With winter just around the corner it is always comforting to know that the pantry is full, that there are fresh vegetables in the garden and that the freezers are packed with this year's crops. Despite the long drought of summer we have had a good year for growing crops and where possible we have feasted on fresh from the plot produce, shared excess with friends and preserved or composted the remainder.

The vegetable plots are still producing well and we are currently harvesting large white bulbs of Florence fennel, swede, carrots, ruby chard, winter lettuce, leeks, the last of the beetroot and bundles of fresh herbs. Still to come anytime soon is celeriac (one of our favourite vegetables), flower sprouts, cauliflower and broccoli.

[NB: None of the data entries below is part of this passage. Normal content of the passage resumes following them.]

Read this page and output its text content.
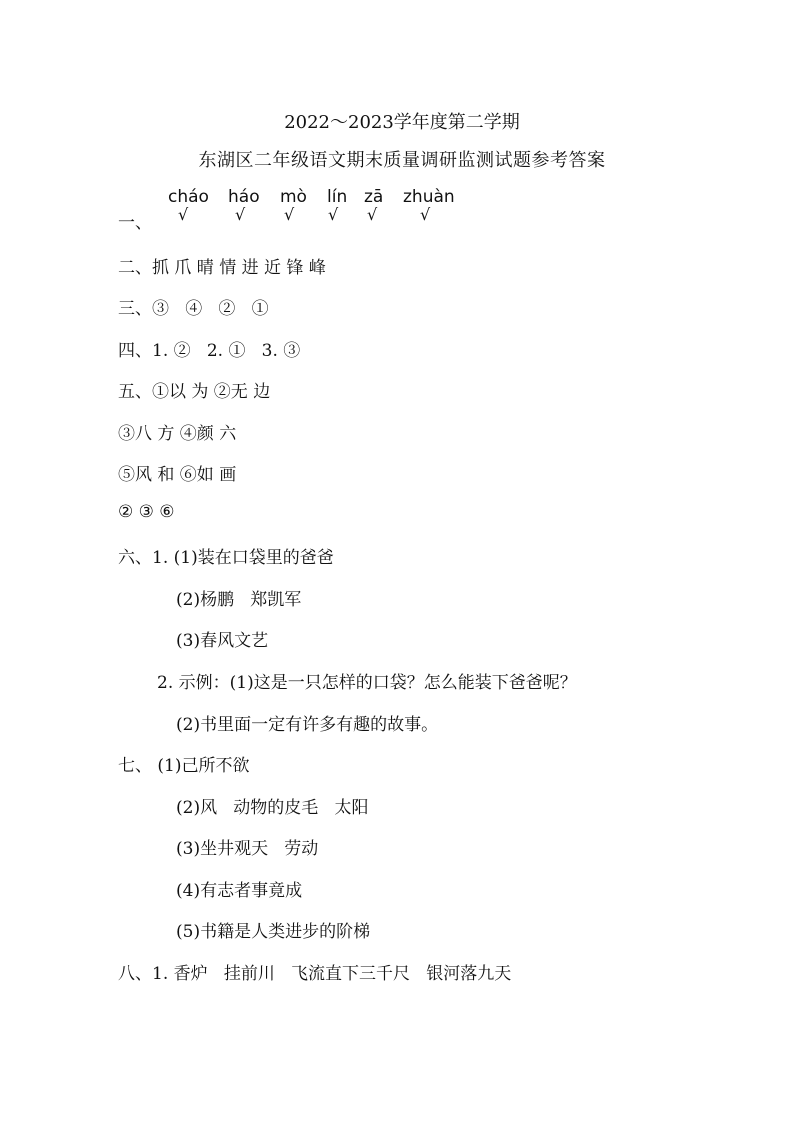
2022～2023学年度第二学期
东湖区二年级语文期末质量调研监测试题参考答案
一、
cháo háo mò lín zā zhuàn
√	√ √ √ √	√
二、抓 爪 晴 情 进 近 锋 峰
三、③   ④   ②   ①
四、1. ②   2. ①   3. ③
五、①以 为 ②无 边
③八 方 ④颜 六
⑤风 和 ⑥如 画
② ③ ⑥
六、1. (1)装在口袋里的爸爸
(2)杨鹏   郑凯军
(3)春风文艺
2. 示例：(1)这是一只怎样的口袋？怎么能装下爸爸呢？
(2)书里面一定有许多有趣的故事。
七、 (1)己所不欲
(2)风   动物的皮毛   太阳
(3)坐井观天   劳动
(4)有志者事竟成
(5)书籍是人类进步的阶梯
八、1. 香炉   挂前川   飞流直下三千尺   银河落九天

Luis has just returned from his sister's (Rita) where twice a year they slaughter the pigs and process the meat into joints, cured ham, chorizo, salami and black pudding. In Spain this is known as the matanza. We have written about this in the past and you can read about it here if you want to know more and see pictures of some of the work. We are always offered goodies to bring home but being vegetarian we of course decline apart from a couple of packs of chorizo we keep in stock for visitors. Rita always sends loads of food for us as she produces enough to feed half of Castilla y Leon. This time we have 4 dozen eggs, 20 butternut squash, 30 jars of tomato pisto, sack of red peppers, 15 kilos of quince, cabbages, pears.... (we won't be going hungry).

We also have a wonderful rich Christmas cake baked by my Aunt in the UK which we will continue to nourish with a tot of brandy from time to time and coffee and walnut cakes and a box of delicious chocolate biscuits my Mum sent...I doubt they will last long.

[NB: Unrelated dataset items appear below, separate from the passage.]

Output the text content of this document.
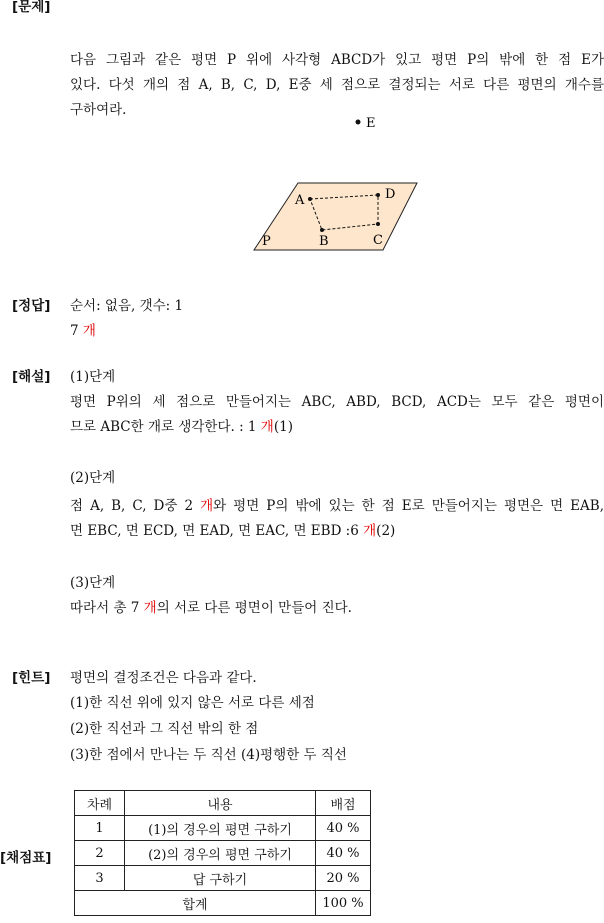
[문제]
다음 그림과 같은 평면 P 위에 사각형 ABCD가 있고 평면 P의 밖에 한 점 E가
있다. 다섯 개의 점 A, B, C, D, E중 세 점으로 결정되는 서로 다른 평면의 개수를
구하여라.
E
P
A	D
C
B
[정답] 순서: 없음, 갯수: 1
7 개
[해설] (1)단계
평면 P위의 세 점으로 만들어지는 ABC, ABD, BCD, ACD는 모두 같은 평면이
므로 ABC한 개로 생각한다. : 1 개(1)
(2)단계
점 A, B, C, D중 2 개와 평면 P의 밖에 있는 한 점 E로 만들어지는 평면은 면 EAB,
면 EBC, 면 ECD, 면 EAD, 면 EAC, 면 EBD :6 개(2)
(3)단계
따라서 총 7 개의 서로 다른 평면이 만들어 진다.
[힌트] 평면의 결정조건은 다음과 같다.
(1)한 직선 위에 있지 않은 서로 다른 세점
(2)한 직선과 그 직선 밖의 한 점
(3)한 점에서 만나는 두 직선 (4)평행한 두 직선
[채점표]
차례	내용	배점
1	(1)의 경우의 평면 구하기	40 %
2	(2)의 경우의 평면 구하기	40 %
3	답 구하기	20 %
합계		100 %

Whilst in Castilla, Luis bought locally produced honey (30 Kilos) which we use mainly in place of refined sugar. At 5€ a kilo it is such good value and we know for certain it has not been adulterated with glucose syrup. He also bough quite a few kilos of chickpeas, lentils and beans which are grown in that region and that we know to be of good quality and freshly dried. Ruben, Luis' younger brother brought us 10 kilos of sweet unwaxed and undyed oranges and 5 kilos of manderine oranges he sources direct from growers in Murcia, the oranges are so sweet and what we don't eat will be made into jam.

All in all our winter pantry is at full capacity and our gifts of food, what we grow and what we forage will sustain us, our visitors and our friends over the coming winter months. We have a lot to be thankful for and an awful lot to look forward.

And finally, a photograph of Luis and his new niece, Ruben and Veronica's daughter, Sara (8 weeks). So cute...


  1. Replies
    1. We'll make membrillo (quince jelly) to have with cheese and maybe some jam.

  2. So do I (have quince envy) ... and bean envy as the sodding mice stole half of what was a not huge crop anyway!

    1. We had a good crop of beans this year but too wet here to grow chickpeas or lentils.

    2. When I grew lentils and chickpeas it brought it home to me with astonishing clarity how little we pay for our food in the supermarkets.

    3. I understand they are so labour intesive.